Wielkimi krokami zbliża się również przywołana już Noc Muzeów.
Zgadza się, mamy już scenariusz tego wydarzenia prawie całkowicie dopięty. Będzie to noc pod hasłem „Nysa rycerska”. Pretekstem do tego jest hełm z XV wieku, który odkryliśmy w czasie badań na ulicy Kramarskiej. Podczas nich odkryliśmy mnóstwo artefaktów i kilka bardzo interesujących przedmiotów, między innymi właśnie wspomniany hełm. Dzięki dotacji Starostwa Powiatowego w Nysie udało się nam zrobić rekonstrukcję tego hełmu. Pokażemy więc oryginał, ale też wierną kopię.

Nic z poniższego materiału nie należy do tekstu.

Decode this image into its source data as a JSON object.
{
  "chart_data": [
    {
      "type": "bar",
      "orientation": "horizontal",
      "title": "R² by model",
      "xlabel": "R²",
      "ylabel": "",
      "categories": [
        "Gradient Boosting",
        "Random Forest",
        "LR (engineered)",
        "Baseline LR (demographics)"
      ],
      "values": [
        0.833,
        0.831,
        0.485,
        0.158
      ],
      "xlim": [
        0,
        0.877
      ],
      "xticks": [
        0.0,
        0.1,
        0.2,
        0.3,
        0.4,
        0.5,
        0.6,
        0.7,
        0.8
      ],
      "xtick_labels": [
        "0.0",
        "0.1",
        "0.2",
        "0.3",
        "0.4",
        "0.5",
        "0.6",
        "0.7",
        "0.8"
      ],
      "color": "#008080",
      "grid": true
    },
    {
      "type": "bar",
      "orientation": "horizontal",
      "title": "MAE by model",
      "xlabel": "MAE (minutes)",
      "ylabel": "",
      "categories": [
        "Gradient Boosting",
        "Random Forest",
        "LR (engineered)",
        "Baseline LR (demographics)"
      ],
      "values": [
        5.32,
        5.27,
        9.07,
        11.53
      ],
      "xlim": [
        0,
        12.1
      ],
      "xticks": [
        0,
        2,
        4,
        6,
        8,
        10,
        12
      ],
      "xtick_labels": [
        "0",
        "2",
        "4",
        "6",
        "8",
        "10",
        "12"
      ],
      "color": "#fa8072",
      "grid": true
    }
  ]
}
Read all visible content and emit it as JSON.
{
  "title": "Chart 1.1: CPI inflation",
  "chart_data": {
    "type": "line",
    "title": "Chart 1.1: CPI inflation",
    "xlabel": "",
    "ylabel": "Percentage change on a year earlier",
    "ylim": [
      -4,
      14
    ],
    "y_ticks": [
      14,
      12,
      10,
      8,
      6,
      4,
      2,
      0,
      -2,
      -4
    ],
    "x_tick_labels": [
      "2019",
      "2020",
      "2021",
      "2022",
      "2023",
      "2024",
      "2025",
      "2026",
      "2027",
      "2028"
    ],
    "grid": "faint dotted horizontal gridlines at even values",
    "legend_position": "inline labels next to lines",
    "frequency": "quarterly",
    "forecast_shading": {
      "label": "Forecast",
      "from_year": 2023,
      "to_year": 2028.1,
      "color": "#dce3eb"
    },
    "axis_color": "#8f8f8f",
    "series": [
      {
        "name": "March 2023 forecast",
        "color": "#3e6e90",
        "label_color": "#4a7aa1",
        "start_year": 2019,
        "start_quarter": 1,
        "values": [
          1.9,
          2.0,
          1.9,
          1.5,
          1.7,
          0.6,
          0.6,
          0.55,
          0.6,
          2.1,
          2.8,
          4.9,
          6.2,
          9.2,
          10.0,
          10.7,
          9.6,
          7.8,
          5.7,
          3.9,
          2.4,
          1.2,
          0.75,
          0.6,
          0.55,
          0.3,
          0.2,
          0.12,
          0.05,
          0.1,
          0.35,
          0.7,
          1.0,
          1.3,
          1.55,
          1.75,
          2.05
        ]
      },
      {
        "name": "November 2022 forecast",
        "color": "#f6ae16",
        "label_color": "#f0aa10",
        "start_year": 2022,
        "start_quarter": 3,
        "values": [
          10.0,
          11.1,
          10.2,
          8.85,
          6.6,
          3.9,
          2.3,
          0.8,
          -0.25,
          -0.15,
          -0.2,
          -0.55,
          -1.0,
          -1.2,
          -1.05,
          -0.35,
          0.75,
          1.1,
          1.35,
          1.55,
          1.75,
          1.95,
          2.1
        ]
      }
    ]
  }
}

Do przestrzeni muzeum zaprosiliśmy również różnych rekonstruktorów. Odbędą się pokazy walk, będzie także bardzo interesujący występ muzyczny. Przy tej okazji wspomnę, że mamy w swoich zbiorach bardzo cenny eksponat pochodzący ze wcześniejszych znalezisk, czyli średniowieczny flet. Jakiś czas temu wykonaliśmy kopię tego instrumentu i okazało się, że na tej kopii można zagrać. Tak więc pan Mariusz Drożdżal, znana w mieście postać związana z muzyką i Państwową Akademią Nauk Stosowanych zagra na tym flecie. Będzie to bez wątpienia duże wydarzenie. Można więc stwierdzić, że w trakcie Nocy Muzeów we wnętrzach Muzeum Powiatowego w Nysie, a także na jego dziedzińcu będzie się dużo działo. Liczę, że pogoda dopisze, ale gdyby tak się nie stało, to mamy na to odpowiednie rozwiązanie.